Vance Shipley vances@REDACTED
Tue Mar 4 10:38:57 CET 2003


<grump>
There really does need to be a document which definetivly 
decribes the core langauge.  Now I know there is the 
"Reference Manual" but it is dated February 9, 1999 and is
"DRAFT (0.7)".  It's the Erlang 4.7.3 reference manual and
we're currently on 5.2.  It's also only available as a 
postscript file and I haven't had any luck text searching it.

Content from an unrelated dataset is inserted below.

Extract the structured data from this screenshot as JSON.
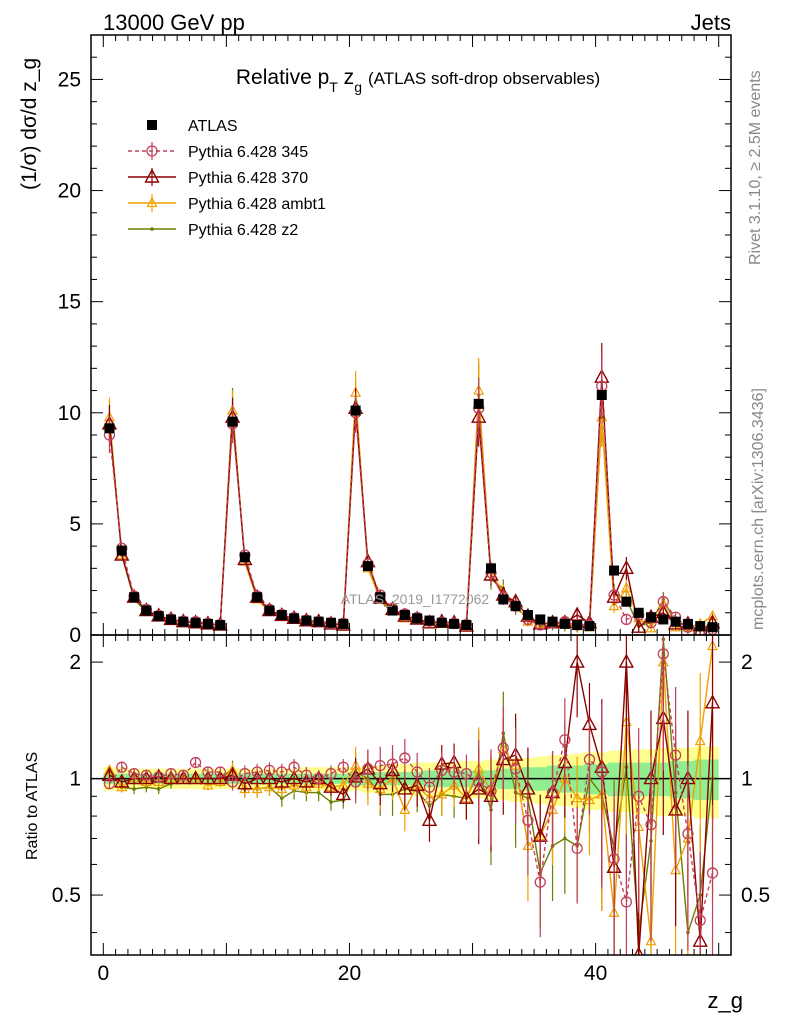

A case in point is the collection of boolean BIFs:

	is_atom/1, is_constant/1, is_float/1,
	is_integer/1, is_list/1, is_number/1,
	is_pid/1, is_port/1, is_reference/1,
	is_tuple/1, is_binary/1, is_function/1,
	is_record/1

The closest these come to being documented is in the ERTS
User's Guide under Match Specifications in Erlang.  Other than
this they were mentioned in the release notes of the compiler
and there is a passing mention in Erlang Extensions Since 4.4 
under Boolean expressions in guards.

Another issue is in what is allowed in a guard.  I found through
trial and error that is_process_alive/1 is not allowed in a guard 
despite it's encouraging name.  There is a function exported from 
erl_internal, and documented, which tests if a function is valid
in a guard:

     guard_bif(Name, Arity) -> bool()

     Types: 
     Name = atom()
     Arity = integer()

     Returns true if Name/Arity is an Erlang BIF which is allowed
     in guards, otherwise false. 


That was a little hard to find though and it still doesn't give
me a list, it only allows me to test what the compiler will 
complain about later.

When try & cond show up will they only be mentioned in the release
notes?  There has been a lot of talk about promoting Erlang here.
I think having a definitive list of BIFS would be a good start.

I would do it myself but I don't appear to be qualified as I tried
but quickly got lost in categorizing bifs,operators,guards,tests,etc.